A moving patch of sea bubbled beneath the wheeling gulls. A mackerel shoal surfacing after the storm, no doubt. The birds had barely swooped to snag their supper when they veered off, screeching in alarm.

The water churned like a boiling cauldron. The currach lurched in a new sort of wave.

Ned released his oars and tore at Sweeney’s shirt. “Kilstiffian! ’Tis rising from the sea! We’re doomed!”

Sweeney pushed his brother’s hands away. “’Tis but a legend, Ned. Sit before you capsize us.”

Manus cried out. He crossed himself. So did Ned. Following their bug-eyed gazes, Sweeney stared in disbelief at the black thing bursting from the water. Could it really be Kilstiffian?

According to the legend, the lost church and its tiny hamlet rose from the seabed every seven years. Sweeney didn’t know when Kilstiffian had last appeared. He only knew that those who saw it died.

The helpless currach bucked and rolled, spilling the men into the angry sea. Kicking and sputtering, Sweeney clutched at the boat’s crumpled frame, calling Manus, calling Ned.

The remains of the fragile craft sank. Unable to swim, Sweeney sank with it, holding his breath in the oddly lit water. The pulsing glow faded as blackness from lack of air enveloped him.

I can’t die. I must help Mary Kate!

Kicking hard, he launched himself away from the sinking boat and broke through the surface gulping for air. The effort proved futile. He went under again and knew he wouldn’t rise this time. Ned and Manus would die here too. Sweeney had failed them, had failed Mary Kate.

Invisible fingers squeezed him until he felt his chest would burst and his back would break. Tighter and tighter the fist squeezed. He opened his mouth, swallowed the salty water, and knew at once he’d done the right thing.
The pain eased. A peculiar calm came over him. He floated through the sea as if in a soft, sweet dream. From somewhere Mary Kate called to him.

A sharp yank on his hair roused him from the dream. Strong arms pulled him from the water. He tumbled into the bottom of a sturdy boat and turned on his side, retching and gasping. Oblivion claimed him. For how long he didn’t know, but he woke on a bed of rocks and sand, wet and shivering beside a crackling fire that failed to warm him.

A muddle of mainland accents surrounded him: What was it? Was it a whale? It looked like a church spire! Was it Kilstiffian? Kilstiffian!

“Get the priest,” commanded a woman close to Sweeney. Her aged voice softened as she knelt beside him. “God help ye, ye poor man.”

He blinked up at a dark shawl covering a gray-haired head. The woman touched his cheek, brushed the matted curls from his forehead. Mary Kate’s face glowed inside the shawl.

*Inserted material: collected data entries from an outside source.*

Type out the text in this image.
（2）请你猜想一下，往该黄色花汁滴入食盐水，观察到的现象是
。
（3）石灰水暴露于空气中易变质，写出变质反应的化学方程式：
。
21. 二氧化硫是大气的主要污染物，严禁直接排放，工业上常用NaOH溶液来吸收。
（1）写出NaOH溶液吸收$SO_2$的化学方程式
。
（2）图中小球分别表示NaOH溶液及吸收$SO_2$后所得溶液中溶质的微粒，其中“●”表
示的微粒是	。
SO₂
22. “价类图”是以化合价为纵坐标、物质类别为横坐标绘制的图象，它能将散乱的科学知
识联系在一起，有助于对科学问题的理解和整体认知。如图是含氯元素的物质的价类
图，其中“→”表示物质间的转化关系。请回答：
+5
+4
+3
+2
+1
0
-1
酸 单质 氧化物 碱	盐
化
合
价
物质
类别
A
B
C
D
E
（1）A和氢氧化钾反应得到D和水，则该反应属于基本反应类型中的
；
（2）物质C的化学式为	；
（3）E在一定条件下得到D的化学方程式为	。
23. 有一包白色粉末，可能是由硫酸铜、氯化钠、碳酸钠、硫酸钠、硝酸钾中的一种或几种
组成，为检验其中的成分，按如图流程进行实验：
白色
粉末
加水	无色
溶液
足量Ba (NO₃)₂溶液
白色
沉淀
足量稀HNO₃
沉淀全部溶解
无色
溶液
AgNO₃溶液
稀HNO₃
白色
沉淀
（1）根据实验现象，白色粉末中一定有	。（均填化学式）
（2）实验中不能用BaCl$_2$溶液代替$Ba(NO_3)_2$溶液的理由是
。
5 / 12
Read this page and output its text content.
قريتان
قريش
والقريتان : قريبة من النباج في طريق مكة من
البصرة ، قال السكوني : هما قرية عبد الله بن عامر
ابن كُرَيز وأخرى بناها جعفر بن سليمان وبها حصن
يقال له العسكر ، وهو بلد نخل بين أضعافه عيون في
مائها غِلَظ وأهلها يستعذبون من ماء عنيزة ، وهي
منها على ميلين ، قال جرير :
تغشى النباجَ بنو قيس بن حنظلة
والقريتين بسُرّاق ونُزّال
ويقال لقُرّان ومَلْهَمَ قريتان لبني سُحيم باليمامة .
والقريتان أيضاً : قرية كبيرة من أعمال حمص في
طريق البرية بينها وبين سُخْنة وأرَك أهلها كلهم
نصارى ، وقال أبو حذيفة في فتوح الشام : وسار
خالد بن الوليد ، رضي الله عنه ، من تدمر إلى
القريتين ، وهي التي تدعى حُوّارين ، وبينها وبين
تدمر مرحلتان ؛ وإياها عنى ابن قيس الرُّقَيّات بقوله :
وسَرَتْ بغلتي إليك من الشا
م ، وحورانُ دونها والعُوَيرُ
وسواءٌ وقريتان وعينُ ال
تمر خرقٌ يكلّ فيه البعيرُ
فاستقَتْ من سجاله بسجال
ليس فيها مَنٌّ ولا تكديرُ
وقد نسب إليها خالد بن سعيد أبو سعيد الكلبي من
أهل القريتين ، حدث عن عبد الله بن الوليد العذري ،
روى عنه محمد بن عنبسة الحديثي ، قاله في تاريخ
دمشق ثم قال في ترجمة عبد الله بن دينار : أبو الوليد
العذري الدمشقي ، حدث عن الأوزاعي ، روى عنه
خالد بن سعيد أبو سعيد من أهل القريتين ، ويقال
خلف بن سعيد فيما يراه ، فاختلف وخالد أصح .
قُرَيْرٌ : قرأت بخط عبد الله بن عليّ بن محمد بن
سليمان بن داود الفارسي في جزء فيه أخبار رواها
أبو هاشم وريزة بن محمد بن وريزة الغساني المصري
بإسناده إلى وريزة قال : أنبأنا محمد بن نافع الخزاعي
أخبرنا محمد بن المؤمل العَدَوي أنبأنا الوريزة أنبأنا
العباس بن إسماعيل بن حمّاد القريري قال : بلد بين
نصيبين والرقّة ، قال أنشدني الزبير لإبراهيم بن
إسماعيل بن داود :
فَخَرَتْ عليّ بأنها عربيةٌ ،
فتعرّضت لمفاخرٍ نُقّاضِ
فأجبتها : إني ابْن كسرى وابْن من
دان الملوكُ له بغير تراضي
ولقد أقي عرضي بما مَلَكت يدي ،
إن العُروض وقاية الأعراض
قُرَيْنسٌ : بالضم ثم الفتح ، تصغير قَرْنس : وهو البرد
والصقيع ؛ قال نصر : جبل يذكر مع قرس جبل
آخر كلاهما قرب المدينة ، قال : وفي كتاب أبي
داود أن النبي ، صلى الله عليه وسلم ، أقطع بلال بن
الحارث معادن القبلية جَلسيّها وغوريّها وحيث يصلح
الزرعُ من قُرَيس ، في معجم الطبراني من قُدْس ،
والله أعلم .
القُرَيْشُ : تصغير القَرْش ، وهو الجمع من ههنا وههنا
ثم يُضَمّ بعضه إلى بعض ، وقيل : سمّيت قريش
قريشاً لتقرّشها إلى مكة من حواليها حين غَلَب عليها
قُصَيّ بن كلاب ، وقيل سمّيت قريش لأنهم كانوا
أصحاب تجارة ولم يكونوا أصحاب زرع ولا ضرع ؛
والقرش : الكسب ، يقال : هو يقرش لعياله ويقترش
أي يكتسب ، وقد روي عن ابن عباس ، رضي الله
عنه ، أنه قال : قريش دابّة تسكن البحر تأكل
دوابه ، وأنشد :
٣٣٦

“Easy, man,” said the woman with his wife’s face. “Old Brigit’s here now. I’ll say your Act of Contrition with ye. What was it ye saw out there?”

“Kilstiffian. My…my brother…”

He croaked the words. They hurt his throat, though he didn’t mind. Mary Kate smiled down at him. He wanted nothing more than to be with her.

She spread a blanket over him. “I’m sorry, man. They found no one else.” Her shadowy image made the sign of the cross. “Oh my God, I am heartily sorry for having offended thee…”

As she prayed, Sweeney’s lips moved silently, following the ritual words until she whispered “Amen.”

He reached for her cheek. Mary Kate’s cheek.


Mary Kate smiled and took his hand. The shivering stopped. Sweeney rose from the beach and soared to the stars with her.